Jumbelina , the paper you refer to here contains a useful quote to support keeping TSH below 2.5. so i';v added it to my list of evidence to chuck at GP's "A Renewed Focus on the Association Between Thyroid Hormones and Lipid Metabolism
Leonidas H. Duntas1* and Gabriela Brenta2.
Treatment With L-T4: Why, Who, and How~
....therefore, TSH values can be considered a good predictor of cardiovascular disease, notably when its levels are above 10 mIU/L (75). In particular, a TSH above 2.5 mIU/L in women of childbearing age may induce oxidative damage to membrane lipids and unfavorably alter the lipid profile, suggesting that TSH levels in this population should preferably be maintained below 2.5 mIU/L (76) ".
Thank you for this report, diogenes. I'm very much a learner regarding thyroid issues.
But my first question is a T patient population average of 79% euthyroid good enough? Anyone? Does this sound good to you?
Secondly, 'patient-centred' is something the NHS struggles with across the board and, imho, has rarely achieved.
And third, 'shared decision-making' ditto. The fact that I know so little about thyroid and my supplementation is indicative of the level of information-sharing which is a sine qua non of shared decision-making. (I was told in a by-the-way manner, at the end of a lengthy GP consult - 15mins - about a pile of auto-immune/arthritic issues/scans, that I have to take these levo tabs - and it's for the rest of my life...then out the door.)
Something that seems to me to be a plus point: amongst a growing section of the US medical industry generally there appears to be a quiet, slow shift from wholly chemical medication towards broader ranges of more effective natural remedies in combination with synthetics. In time it'll catch on here! As yet though I can't see how the NHS is going to be able to deal with such necessarily more personalised treatment regimes.

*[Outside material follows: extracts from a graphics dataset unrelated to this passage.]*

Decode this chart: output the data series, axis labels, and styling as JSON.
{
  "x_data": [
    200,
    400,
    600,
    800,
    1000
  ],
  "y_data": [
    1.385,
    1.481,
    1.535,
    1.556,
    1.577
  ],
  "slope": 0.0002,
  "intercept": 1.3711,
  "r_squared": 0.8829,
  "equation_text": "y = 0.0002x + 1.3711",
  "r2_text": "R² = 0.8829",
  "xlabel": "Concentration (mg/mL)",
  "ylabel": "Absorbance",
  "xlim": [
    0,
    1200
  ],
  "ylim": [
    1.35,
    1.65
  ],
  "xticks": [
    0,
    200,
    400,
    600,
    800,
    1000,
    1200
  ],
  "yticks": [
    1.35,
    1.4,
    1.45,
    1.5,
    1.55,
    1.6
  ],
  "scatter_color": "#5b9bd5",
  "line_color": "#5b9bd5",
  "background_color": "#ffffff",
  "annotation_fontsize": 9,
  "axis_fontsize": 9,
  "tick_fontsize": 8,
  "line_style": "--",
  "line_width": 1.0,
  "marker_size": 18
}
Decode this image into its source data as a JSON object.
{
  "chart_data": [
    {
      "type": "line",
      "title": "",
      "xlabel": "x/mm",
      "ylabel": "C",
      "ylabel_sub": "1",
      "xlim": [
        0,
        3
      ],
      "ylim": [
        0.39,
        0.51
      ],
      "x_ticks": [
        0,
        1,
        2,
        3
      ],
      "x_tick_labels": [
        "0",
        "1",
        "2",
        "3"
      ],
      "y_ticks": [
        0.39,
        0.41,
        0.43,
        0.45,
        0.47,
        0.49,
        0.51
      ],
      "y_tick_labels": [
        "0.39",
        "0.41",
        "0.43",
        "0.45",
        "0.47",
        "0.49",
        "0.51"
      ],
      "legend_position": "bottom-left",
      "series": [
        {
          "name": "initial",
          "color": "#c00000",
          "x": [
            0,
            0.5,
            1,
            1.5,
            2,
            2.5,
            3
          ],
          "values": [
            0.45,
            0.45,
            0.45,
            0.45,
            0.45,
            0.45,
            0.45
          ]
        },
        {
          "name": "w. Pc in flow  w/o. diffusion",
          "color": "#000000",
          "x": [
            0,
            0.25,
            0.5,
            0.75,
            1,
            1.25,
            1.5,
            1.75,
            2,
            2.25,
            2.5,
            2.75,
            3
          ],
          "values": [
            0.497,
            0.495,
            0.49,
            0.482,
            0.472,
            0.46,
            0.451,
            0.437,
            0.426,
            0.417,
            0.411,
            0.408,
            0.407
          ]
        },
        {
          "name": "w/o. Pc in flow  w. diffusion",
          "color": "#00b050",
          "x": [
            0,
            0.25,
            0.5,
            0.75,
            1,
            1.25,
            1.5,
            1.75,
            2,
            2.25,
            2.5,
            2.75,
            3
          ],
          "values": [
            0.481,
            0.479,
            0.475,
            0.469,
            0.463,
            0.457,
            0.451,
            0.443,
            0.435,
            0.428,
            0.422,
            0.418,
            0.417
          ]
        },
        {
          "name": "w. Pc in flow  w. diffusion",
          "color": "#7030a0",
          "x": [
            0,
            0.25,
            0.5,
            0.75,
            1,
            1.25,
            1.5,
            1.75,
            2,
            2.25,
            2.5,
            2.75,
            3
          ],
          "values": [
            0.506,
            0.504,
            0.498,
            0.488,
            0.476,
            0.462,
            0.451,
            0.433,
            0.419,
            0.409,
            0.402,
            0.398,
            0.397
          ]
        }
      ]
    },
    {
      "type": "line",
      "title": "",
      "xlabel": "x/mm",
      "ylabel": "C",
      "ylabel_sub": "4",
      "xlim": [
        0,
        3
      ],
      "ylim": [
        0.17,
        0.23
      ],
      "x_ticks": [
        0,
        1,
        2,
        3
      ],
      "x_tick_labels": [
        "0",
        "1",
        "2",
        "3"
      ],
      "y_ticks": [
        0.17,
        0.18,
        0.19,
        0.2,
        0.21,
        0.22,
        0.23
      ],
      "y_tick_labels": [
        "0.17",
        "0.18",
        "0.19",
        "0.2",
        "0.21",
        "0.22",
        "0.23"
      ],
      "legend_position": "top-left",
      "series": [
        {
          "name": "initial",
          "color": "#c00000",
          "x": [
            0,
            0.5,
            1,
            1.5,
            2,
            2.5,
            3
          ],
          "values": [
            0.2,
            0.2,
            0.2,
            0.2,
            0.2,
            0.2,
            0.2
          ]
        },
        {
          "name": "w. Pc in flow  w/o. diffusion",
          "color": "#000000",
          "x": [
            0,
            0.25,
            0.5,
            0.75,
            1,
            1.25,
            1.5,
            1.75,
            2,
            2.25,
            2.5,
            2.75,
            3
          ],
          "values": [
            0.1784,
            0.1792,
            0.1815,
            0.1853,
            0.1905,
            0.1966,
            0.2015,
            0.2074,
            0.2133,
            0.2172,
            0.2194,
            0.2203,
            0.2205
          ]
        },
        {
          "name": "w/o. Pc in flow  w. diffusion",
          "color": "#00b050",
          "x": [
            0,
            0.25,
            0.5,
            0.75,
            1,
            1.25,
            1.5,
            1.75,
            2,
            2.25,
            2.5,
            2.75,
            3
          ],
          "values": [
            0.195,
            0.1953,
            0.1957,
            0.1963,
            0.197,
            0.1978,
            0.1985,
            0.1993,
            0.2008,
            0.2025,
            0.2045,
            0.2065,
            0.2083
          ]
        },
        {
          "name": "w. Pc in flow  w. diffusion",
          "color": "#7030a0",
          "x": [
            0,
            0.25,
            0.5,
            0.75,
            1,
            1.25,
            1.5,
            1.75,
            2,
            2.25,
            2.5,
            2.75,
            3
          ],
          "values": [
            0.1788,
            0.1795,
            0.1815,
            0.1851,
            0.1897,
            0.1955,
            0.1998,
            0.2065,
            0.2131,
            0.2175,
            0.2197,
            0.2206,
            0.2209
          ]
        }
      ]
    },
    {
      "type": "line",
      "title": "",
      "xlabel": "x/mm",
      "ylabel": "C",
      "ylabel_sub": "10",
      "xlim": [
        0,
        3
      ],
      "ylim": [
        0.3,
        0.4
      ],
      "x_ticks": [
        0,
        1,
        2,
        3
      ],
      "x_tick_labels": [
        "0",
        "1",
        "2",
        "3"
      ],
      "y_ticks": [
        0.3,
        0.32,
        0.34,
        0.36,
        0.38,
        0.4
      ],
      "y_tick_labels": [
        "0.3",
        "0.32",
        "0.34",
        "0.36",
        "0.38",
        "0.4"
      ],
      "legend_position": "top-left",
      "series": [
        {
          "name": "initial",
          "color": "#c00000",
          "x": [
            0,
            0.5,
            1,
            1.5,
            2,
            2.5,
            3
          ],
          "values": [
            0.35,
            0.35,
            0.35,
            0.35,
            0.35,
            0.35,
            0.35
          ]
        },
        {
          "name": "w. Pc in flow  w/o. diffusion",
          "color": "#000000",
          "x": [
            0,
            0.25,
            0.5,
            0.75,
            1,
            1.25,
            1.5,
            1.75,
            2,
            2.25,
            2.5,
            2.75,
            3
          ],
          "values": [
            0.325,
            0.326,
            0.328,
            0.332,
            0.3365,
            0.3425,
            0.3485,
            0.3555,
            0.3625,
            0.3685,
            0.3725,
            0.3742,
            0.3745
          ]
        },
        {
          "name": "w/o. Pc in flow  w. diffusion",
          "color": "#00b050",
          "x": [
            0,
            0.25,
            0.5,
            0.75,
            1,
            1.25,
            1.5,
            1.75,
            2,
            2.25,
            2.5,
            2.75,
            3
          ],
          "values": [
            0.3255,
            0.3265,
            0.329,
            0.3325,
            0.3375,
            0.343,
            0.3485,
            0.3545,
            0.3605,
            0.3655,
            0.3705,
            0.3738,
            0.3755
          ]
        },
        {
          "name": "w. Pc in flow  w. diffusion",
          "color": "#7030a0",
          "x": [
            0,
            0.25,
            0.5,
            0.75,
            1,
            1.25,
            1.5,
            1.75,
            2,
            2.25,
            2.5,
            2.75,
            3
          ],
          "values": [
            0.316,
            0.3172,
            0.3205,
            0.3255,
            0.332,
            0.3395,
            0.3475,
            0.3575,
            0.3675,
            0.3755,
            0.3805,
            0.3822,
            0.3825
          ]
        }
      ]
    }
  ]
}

I think they are still using the TSH definition of euthyroidism, which we know to be faulty. Actually the fact that DTE and synthetic hormones had the same effect is the really important finding.
Though one might like to, it would be unwise to "rub the medical world's face in it". Organisations do not like their errors fully broadcast and therefore if one tries (before the discipline is ready for it) the donkeys will simply refuse to budge. Since the realisation that to admit new evidence would require by implication, the binning of 30 odd years of inferior or missed diagnoses, and resulting patient harm, this would be and is, too hard a finding to swallow. I also note that there seem as usual to be two camps who appear either to want or not to want to follow or contribute to the argument. On one side there are the US and UK and some European medics, who simply ignore the evidence, with Australia, Israel andJapan being examples of the other who are actively studying it. After a lifetime of publication in two fundamentally different fields, I note that US "exceptionalism" is the driver for the refusal to admit anything except US work. It is called the NIH syndrome (Not Invented Here).
It is, but the medical world won't accept that idea. They want their cake and eat it! That is, incorporate the new ideas without letting go of the old ones. Not possible, but they don't yet realise it.